U.S., China Hold ‘Productive’ Talks on Drug Trafficking, AI, and More

Chinese Foreign Minister Wang Yi met with U.S. National Security Adviser Jake Sullivan in Bangkok last weekend. The pair spoke for 12 hours over two days, building on talks between Chinese President Xi Jinping and U.S. President Joe Biden in November 2023.  

China’s Foreign Ministry called the talks “candid, substantive, and productive” in its readout. The U.S. readout noted that although the U.S. and China are competing, “both countries need to prevent [the relationship] from veering into conflict or confrontation.”  

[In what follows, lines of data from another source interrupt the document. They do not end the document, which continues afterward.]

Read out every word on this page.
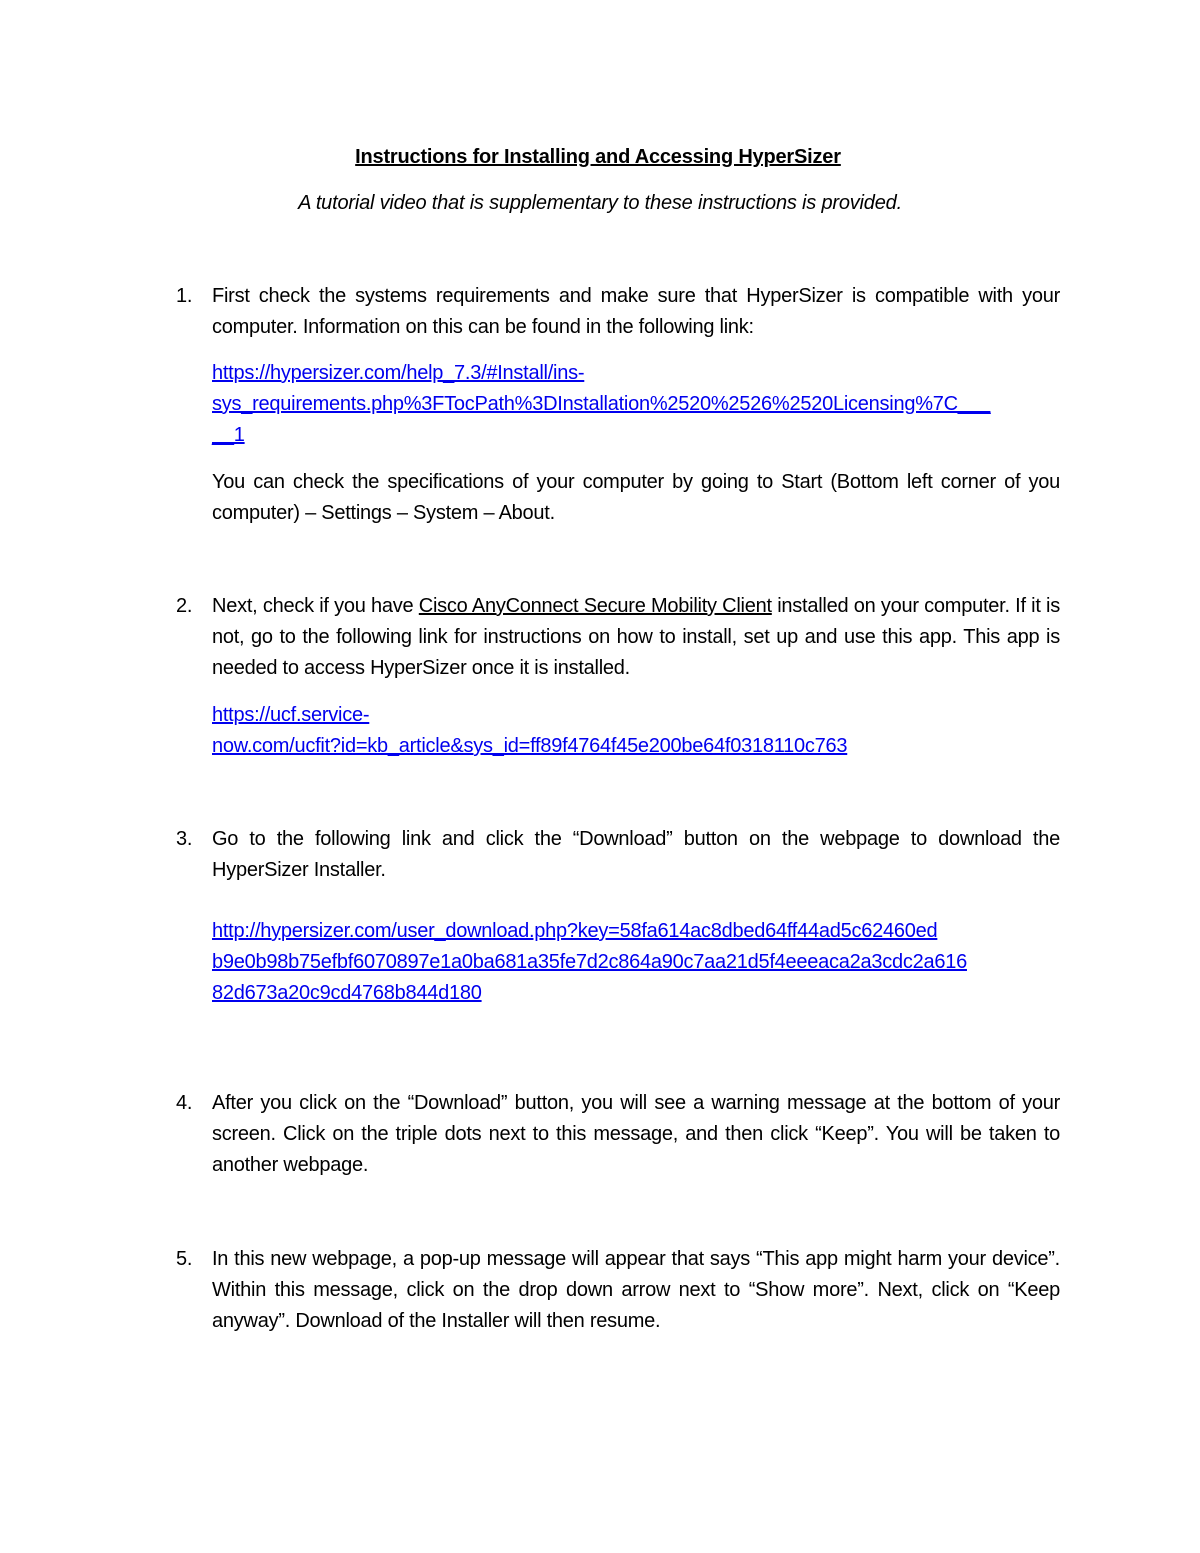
Instructions for Installing and Accessing HyperSizer
A tutorial video that is supplementary to these instructions is provided.
1. First check the systems requirements and make sure that HyperSizer is compatible with your computer. Information on this can be found in the following link:

https://hypersizer.com/help_7.3/#Install/ins-
sys_requirements.php%3FTocPath%3DInstallation%2520%2526%2520Licensing%7C___
__1

You can check the specifications of your computer by going to Start (Bottom left corner of you computer) – Settings – System – About.

2. Next, check if you have Cisco AnyConnect Secure Mobility Client installed on your computer. If it is not, go to the following link for instructions on how to install, set up and use this app. This app is needed to access HyperSizer once it is installed.

https://ucf.service-
now.com/ucfit?id=kb_article&sys_id=ff89f4764f45e200be64f0318110c763
3. Go to the following link and click the “Download” button on the webpage to download the HyperSizer Installer.

http://hypersizer.com/user_download.php?key=58fa614ac8dbed64ff44ad5c62460ed
b9e0b98b75efbf6070897e1a0ba681a35fe7d2c864a90c7aa21d5f4eeeaca2a3cdc2a616
82d673a20c9cd4768b844d180
4. After you click on the “Download” button, you will see a warning message at the bottom of your screen. Click on the triple dots next to this message, and then click “Keep”. You will be taken to another webpage.

5. In this new webpage, a pop-up message will appear that says “This app might harm your device”. Within this message, click on the drop down arrow next to “Show more”. Next, click on “Keep anyway”. Download of the Installer will then resume.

Bilateral military-to-military contacts resumed following the Biden-Xi meeting in November — senior U.S. and Chinese military officials formally met for the first time in four years just last month — and the first meeting of a U.S.-China dialogue on artificial intelligence is set for this spring.
 

Joint crackdown on fentanyl ‘precursors’  

A direct result of recent U.S.-China talks was the inaugural meeting of the U.S.-China Counternarcotics Working Group on Tuesday. Washington is asking Beijing to halt exports of fentanyl ‘precursors’ (i.e. raw chemicals) to places like Mexico and Canada, where ingredients are processed into fentanyl and smuggled over the border. In 2022, roughly 70,000 people died in the U.S. from overdoses involving fentanyl or similar drugs.  

Over the past five years, the U.S. has introduced roughly US$800 million worth of “powerful scanning and detection equipment” for drugs at land border crossings, according to the Washington Post. Last month, Canada’s ambassador to China, Jennifer May, said in a CBC interview that Canada, China, Mexico, and the U.S. are co-operating to reduce the cross-border flow of fentanyl, an opioid involved in 84 per cent of the 3,970 overdose deaths in Canada from January to June 2023. May also credited Beijing for responding to previous requests to crack down on drug trafficking.  
 

Differences persist, but channels remain open  

The meetings set the stage for a call between Xi and Biden “in the coming months,” according to a senior administration official, and a potential trip by U.S. Secretary of State Antony Blinken to China later this year.  

Differences persist, however. Sullivan failed to get Wang on board with Washington’s efforts to resolve the Red Sea shipping crisis, and according to China’s readout, Wang reiterated to Sullivan that “Taiwan independence poses . . . the biggest challenge to China-U.S. relations.”